Et puis une purée. On ne la remarque pas avec le lièvre, elle fait juste oreiller moelleux et funèbre. Mais si on la mange sans le lièvre, alors on est de retour au style Loiseau : pour être bouleversante et intense, une purée n’a pas besoin de son poids en beurre. Elle peut exprimer la pomme de terre, l’onctuosité, la beauté de la nature de façon beaucoup plus brute et naturelle. Elle n’a pas la légèreté de texture de la purée de Robuchon, mais elle n’en a pas non plus la lourdeur digestive, le caractère saucier.
Cette synthèse entre modernité et tradition, c’est à mon avis le meilleur du style Bertron, où il construit à la fois sur le style Loiseau et sur la grande tradition pour inventer un style propre qui est parfois mémorable (comme dans ce lièvre ou cette tartine) parfois surtout admirable (comme dans ce dessert au coing et au poivron rouge, assaisonné de Garam Massala et de sorbet au laurier).

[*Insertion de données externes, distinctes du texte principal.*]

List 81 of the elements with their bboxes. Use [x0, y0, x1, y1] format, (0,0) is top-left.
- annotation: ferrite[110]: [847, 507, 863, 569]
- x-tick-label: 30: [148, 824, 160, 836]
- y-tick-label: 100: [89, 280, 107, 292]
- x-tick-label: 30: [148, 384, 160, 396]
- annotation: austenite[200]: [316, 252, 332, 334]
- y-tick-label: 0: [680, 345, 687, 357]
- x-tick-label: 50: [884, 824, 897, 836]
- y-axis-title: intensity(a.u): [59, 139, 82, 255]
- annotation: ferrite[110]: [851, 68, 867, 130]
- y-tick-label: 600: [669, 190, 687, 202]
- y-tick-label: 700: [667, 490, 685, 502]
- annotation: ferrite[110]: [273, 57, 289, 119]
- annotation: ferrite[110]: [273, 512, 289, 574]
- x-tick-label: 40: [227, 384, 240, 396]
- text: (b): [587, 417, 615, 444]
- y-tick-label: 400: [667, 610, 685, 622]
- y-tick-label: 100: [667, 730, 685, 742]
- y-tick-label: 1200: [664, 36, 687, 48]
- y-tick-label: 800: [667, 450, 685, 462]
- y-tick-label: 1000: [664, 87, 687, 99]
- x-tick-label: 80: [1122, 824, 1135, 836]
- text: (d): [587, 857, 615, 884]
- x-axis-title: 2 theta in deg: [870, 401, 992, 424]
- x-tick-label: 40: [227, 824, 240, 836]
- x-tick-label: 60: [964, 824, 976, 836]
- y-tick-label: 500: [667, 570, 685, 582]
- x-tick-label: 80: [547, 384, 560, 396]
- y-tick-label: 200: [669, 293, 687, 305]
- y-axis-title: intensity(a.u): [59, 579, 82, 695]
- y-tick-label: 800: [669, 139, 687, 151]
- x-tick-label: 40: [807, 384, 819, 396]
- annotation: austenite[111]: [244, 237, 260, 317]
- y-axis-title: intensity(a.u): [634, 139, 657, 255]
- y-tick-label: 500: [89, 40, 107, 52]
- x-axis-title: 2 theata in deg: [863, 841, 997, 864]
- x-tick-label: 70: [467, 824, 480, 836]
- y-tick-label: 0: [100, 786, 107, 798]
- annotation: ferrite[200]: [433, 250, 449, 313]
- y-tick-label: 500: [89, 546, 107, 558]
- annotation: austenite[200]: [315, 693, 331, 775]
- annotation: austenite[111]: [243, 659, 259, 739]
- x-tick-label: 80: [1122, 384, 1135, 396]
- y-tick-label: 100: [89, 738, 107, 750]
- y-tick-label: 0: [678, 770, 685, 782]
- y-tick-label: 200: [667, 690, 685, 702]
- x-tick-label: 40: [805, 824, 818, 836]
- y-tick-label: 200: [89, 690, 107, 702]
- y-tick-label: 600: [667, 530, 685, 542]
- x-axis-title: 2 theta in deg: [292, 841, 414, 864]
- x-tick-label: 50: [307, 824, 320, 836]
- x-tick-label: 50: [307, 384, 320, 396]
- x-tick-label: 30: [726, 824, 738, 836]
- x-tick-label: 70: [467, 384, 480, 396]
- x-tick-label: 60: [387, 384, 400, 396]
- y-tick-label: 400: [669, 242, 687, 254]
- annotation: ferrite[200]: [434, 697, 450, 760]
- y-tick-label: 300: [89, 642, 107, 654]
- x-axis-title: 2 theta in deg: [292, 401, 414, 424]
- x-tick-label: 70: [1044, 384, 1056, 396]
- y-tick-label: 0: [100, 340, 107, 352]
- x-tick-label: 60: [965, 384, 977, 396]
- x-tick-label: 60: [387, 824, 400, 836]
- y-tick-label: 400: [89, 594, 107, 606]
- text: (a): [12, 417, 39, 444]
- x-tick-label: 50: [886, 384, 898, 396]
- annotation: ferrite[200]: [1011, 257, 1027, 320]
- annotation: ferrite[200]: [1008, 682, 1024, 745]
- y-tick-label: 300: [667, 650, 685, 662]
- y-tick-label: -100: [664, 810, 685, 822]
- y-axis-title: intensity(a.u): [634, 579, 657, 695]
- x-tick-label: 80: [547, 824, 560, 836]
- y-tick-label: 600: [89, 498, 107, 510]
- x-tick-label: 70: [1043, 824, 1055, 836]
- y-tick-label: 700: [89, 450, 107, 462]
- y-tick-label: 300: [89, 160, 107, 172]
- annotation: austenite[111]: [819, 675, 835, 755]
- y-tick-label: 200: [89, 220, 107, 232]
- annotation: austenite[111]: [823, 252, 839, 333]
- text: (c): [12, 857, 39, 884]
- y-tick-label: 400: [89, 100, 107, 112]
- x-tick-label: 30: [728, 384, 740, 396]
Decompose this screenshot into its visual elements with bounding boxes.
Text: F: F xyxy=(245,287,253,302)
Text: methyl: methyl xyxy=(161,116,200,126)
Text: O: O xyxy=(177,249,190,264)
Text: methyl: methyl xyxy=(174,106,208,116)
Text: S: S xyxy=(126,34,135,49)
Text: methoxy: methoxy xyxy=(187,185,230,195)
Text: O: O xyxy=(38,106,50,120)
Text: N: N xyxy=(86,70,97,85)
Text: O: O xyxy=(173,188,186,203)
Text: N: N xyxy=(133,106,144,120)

Patrick Bertron est donc, à la différence de Bernard Loiseau à la veille de sa mort, un chef en devenir. Son style propre est en construction : il est en train d’inventer ses classiques, et dans l’intervalle, propose un mélange de recettes définitives et de recettes, disons, « de palace », admirables mais qui n’apportent rien à l’histoire culinaire.
Un pré-dessert: figues, granité hibiscus, émulsion de menthe
Un mot, pour finir, d’une autre recette traditionnelle de Loiseau qui est encore à la carte (dans la partie dédiée « les classiques de Bernard Loiseau ») : le Saint-Honoré. Comment voulez-vous faire un Saint Honoré observant les classiques mentionnés plus hauts de l’explosion en bouche, de l’éblouissement ? On peut pas bien sûr. Le Saint-Honoré, c’est fadasse en soi.
A l’exception d’une crème anglaise qui semble être faite avec du lait écrémé et avec une dizaine de gousses de vanilles par litre, le Saint-Honoré façon Loiseau ne fait pas exception à cette règle. Mais il remplace le goût par un jeux de textures, des textures qui expriment toute l’absolue fraîcheur de pâtisserie cuites à la commande : le moelleux d’une pâte à choux qui ne dure que quelques heures, un fond constitué par une pâte à biscuit elle aussi merveilleusement fraîche, une crème fouettée pour de vrai, des petits choux farcis de coulant, d’onctuosité, et puis un chapeau de sucre filé. On ne perçoit pas de beurre dans ce Saint Honoré. La fraîcheur le remplace, comme dans certaines baguettes qui sort du four et qui semblent briochées l’espace de quelques dizaines de minutes.